John Mallard

Personal information
- Full name: John James Jaffray Mallard
- Born: 18 December 1860 Melbourne, Colony of Victoria, Australia
- Died: 26 March 1935 (aged 74) Dunedin, Otago, New Zealand

Domestic team information
- 1882/83–1884/85: Otago
- Source: ESPNcricinfo, 15 May 2016

= John Mallard (cricketer) =

New Zealand cricketer and insurance executive

John James Jaffray Mallard (18 December 1860 – 26 March 1935) was a New Zealand sportsman and insurance executive. He played two first-class cricket matches for Otago, one in each of the 1882–83 and 1884–85 seasons, and represented the province in rugby union.
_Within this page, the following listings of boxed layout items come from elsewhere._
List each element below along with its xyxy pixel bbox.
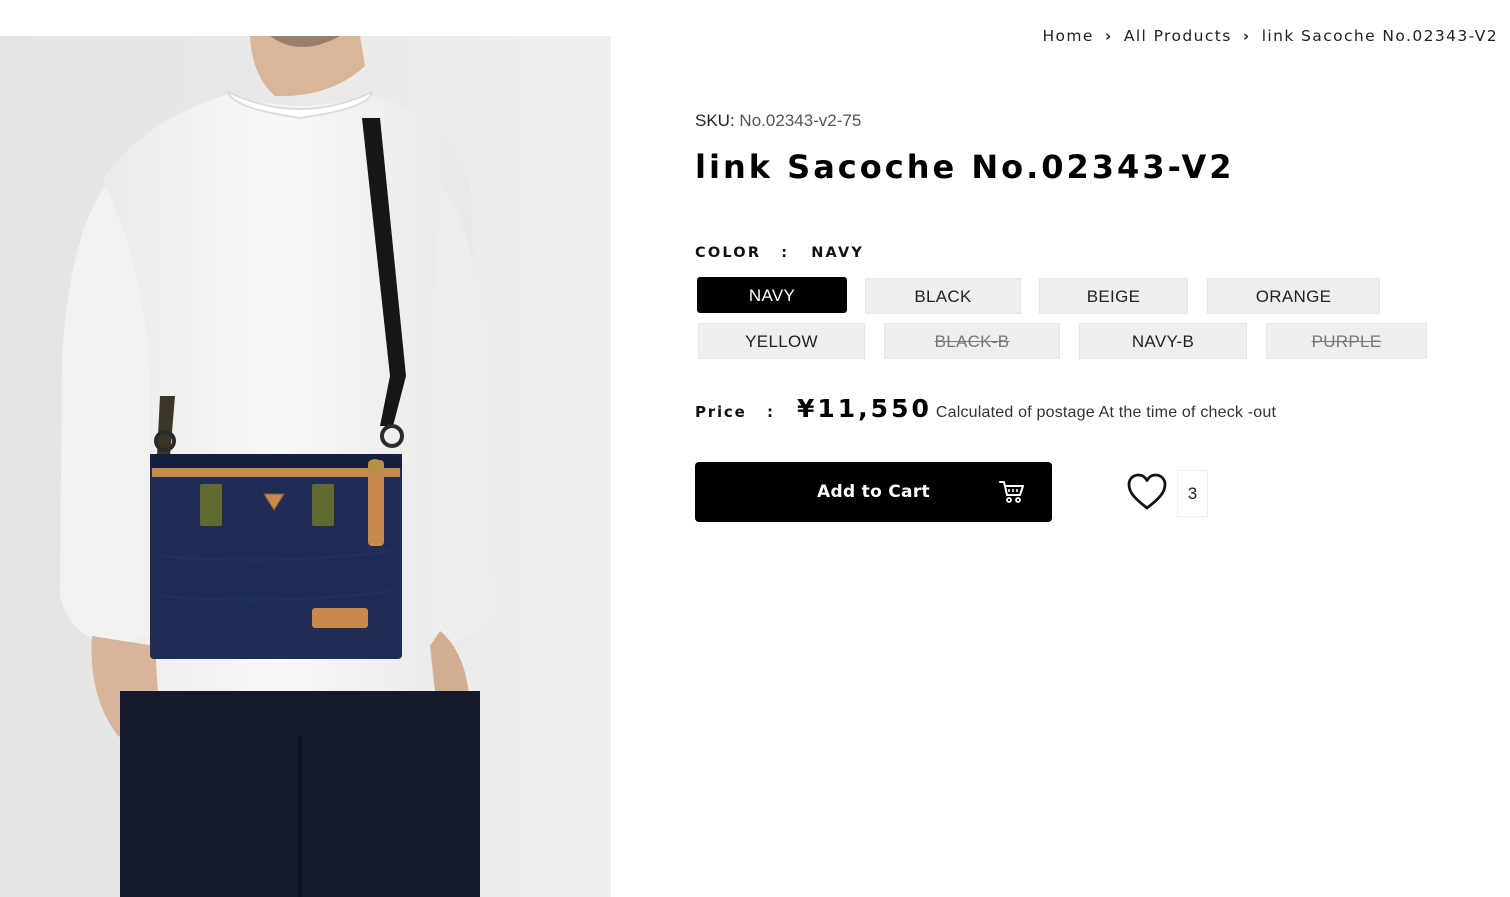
sku-value: No.02343-v2-75 bbox=[739, 111, 862, 130]
color-label: COLOR bbox=[695, 245, 762, 261]
color-option-beige[interactable]: BEIGE bbox=[1039, 278, 1188, 314]
color-label-row: COLOR : NAVY bbox=[695, 245, 864, 261]
wishlist-button[interactable] bbox=[1126, 472, 1168, 512]
cart-icon bbox=[999, 481, 1024, 503]
chevron-right-icon: › bbox=[1242, 27, 1251, 45]
sku-label: SKU: bbox=[695, 111, 735, 130]
breadcrumb: Home › All Products › link Sacoche No.02… bbox=[1042, 27, 1498, 45]
color-option-black[interactable]: BLACK bbox=[865, 278, 1021, 314]
price-row: Price : ¥11,550 Calculated of postage At… bbox=[695, 394, 1276, 423]
breadcrumb-current: link Sacoche No.02343-V2 bbox=[1261, 27, 1498, 45]
add-to-cart-button[interactable]: Add to Cart bbox=[695, 462, 1052, 522]
product-sku: SKU: No.02343-v2-75 bbox=[695, 111, 861, 131]
product-image[interactable] bbox=[0, 36, 611, 897]
color-option-orange[interactable]: ORANGE bbox=[1207, 278, 1380, 314]
breadcrumb-all-products-link[interactable]: All Products bbox=[1124, 27, 1232, 45]
color-option-navy-b[interactable]: NAVY-B bbox=[1079, 323, 1247, 359]
breadcrumb-home-link[interactable]: Home bbox=[1042, 27, 1093, 45]
color-colon: : bbox=[781, 245, 790, 261]
color-option-yellow[interactable]: YELLOW bbox=[698, 323, 865, 359]
color-option-purple[interactable]: PURPLE bbox=[1266, 323, 1427, 359]
page-title: link Sacoche No.02343-V2 bbox=[695, 148, 1235, 186]
price-label: Price bbox=[695, 403, 747, 421]
postage-note: Calculated of postage At the time of che… bbox=[935, 404, 1277, 421]
chevron-right-icon: › bbox=[1105, 27, 1113, 45]
wishlist-count: 3 bbox=[1177, 470, 1208, 517]
heart-icon bbox=[1127, 473, 1167, 510]
color-option-black-b[interactable]: BLACK-B bbox=[884, 323, 1060, 359]
price-colon: : bbox=[767, 403, 773, 421]
color-option-navy[interactable]: NAVY bbox=[697, 277, 847, 313]
color-selected-value: NAVY bbox=[811, 245, 865, 261]
price-value: ¥11,550 bbox=[797, 394, 932, 423]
Mallard was born in Melbourne and moved with his family to Dunedin in 1864. After attending Otago Boys' High School he began working for the Victoria Insurance Company. He joined the National Insurance Company of New Zealand in 1888 and remained with the company until he retired in 1926. He was secretary of the company from 1914 to 1919, and general manager from 1919 until his retirement. He was an authority on the history of Dunedin and the Otago region, and had been president of the Otago Early Settlers' Association for five years at the time of his death in 1935.

Mallard married Marjory May Murray Wallace in Dunedin in September 1889. They had a daughter and two sons, one of whom died in action in World War I. Marjory died in December 1917; Mallard died in Dunedin in March 1935, aged 74.